Oh man, so I've been doing in wrong all the time. I always thought it would be a good idea to use the type system to its full capabilities and complained about the compiler for not adequately slapping my wrist when I obviously assign negative numbers to unsigned variables (a sign analysis is pretty simple to implement!).
Yes, you have been doing it wrong all this time, and I'm fairly confident in this. Using the type system to its full capabilities is not in itself a natural good. Sign analysis doesn't help you with the problem, because the problem is that using unsigned types means opting into a different arithmetic, an arithmetic which is unnatural to most humans.
> it's difficult to detect an invalid result from combining or comparing signed and unsigned ints

Isn't this why you should compile with all warnings on?

I'd wager that 90%+ of the time, people fix "comparison between signed and unsigned values" warnings by casting one side of the expression.

But if you really want to eliminate the potential for a bug from this warning, you have to go back through and tweak/check the values you're testing, all the way back to their source, fixing signedness along the way. At this point you may as well have settled on a default to begin with.

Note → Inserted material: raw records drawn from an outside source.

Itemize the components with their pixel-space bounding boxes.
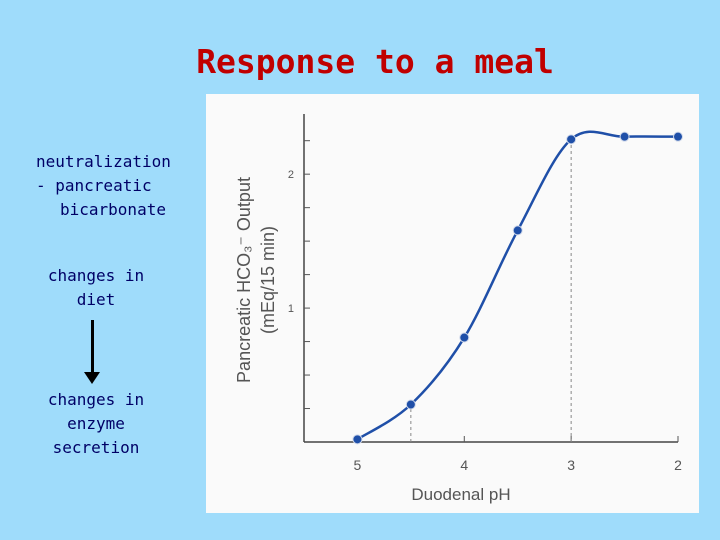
note-line-3: bicarbonate bbox=[60, 200, 166, 219]
y-tick-label: 2 bbox=[288, 169, 294, 181]
data-point bbox=[352, 434, 363, 445]
data-point bbox=[673, 131, 683, 142]
x-tick-label: 4 bbox=[460, 457, 468, 473]
flow-arrow-head bbox=[84, 372, 100, 384]
chart-figure: 1 2 5 4 3 2 Duodenal pH Pancreatic HCO₃⁻ Output… bbox=[206, 94, 699, 513]
y-axis-label: Pancreatic HCO₃⁻ Output bbox=[234, 177, 254, 383]
y-tick-label: 1 bbox=[288, 303, 294, 315]
slide-title: Response to a meal bbox=[196, 42, 554, 81]
flow-arrow-line bbox=[91, 320, 94, 376]
bicarbonate-response-chart: 1 2 5 4 3 2 Duodenal pH Pancreatic HCO₃⁻ Output… bbox=[234, 114, 683, 504]
data-point bbox=[405, 399, 416, 410]
data-point bbox=[619, 131, 630, 142]
x-axis-label: Duodenal pH bbox=[411, 485, 510, 504]
data-point bbox=[459, 332, 470, 343]
response-curve bbox=[356, 130, 679, 441]
data-point bbox=[566, 134, 577, 145]
x-tick-label: 2 bbox=[674, 457, 682, 473]
y-axis-unit-label: (mEq/15 min) bbox=[258, 226, 278, 334]
x-tick-label: 5 bbox=[354, 457, 362, 473]
x-tick-label: 3 bbox=[567, 457, 575, 473]
diet-note: changes in diet bbox=[47, 266, 145, 309]
neutralization-note: neutralization - pancreatic bicarbonate bbox=[36, 150, 186, 222]
enzyme-note: changes in enzyme secretion bbox=[47, 390, 145, 457]
note-line-1: neutralization bbox=[36, 152, 171, 171]
data-point bbox=[512, 225, 523, 236]
note-line-2: - pancreatic bbox=[36, 176, 152, 195]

The real pain comes when you have to interface with external code. Even in the standard library, you'll find size_t (eg fread(3)) and ssize_t (eg read(2)). You're going to have a mismatch with one or the other.

I care less about C's specific behaviour on shifting and overflow (both of which are pretty rare), and more about the fact that unsigned integers use a different arithmetic to the signed integers most people are familiar with. In particular, subtraction doesn't mean what you think it does. At 0 in unsigned arithmetic, there's a gaping cliff you can fall off of where you wrap around the other side, while at 0 in signed arithmetic, you're well away from that cliff and are highly unlikely to get anywhere near to it. Writing a program using many unsigned numbers means playing on the edge of a cliff.
I wouldn't say they are evil. In fact, both signed and unsigned are the same--the only difference is the "pain point" (the place where you subtract 1 and your world breaks) is in a different spot. 0 for unsigned, INT_MIN for signed. Both are perfectly fine as long as you stay in their good range.
Yes - but 0 is much closer to the range most people put in their integer values than INT_MIN. The cliff you fall of off is far closer with unsigned integers.
A coworker of mine was just bit badly by Java's insistence that unsigned types are so evil that the language shouldn't have them. He calculated a 32-bit hash, but since the ints are all signed, he took the absolute value before the modulo with the hash table size. That's all well and good, but abs(-2147483648) is still -2147483648 in 32-bit two's complement arithmetic.

I'm sure I don't need to point out that this particular problem had nothing to do with unsigned types (they were signed!). A better rule of thumb is: never use "long" in C/C++ unless you really don't care whether it's 32 or 64 bits.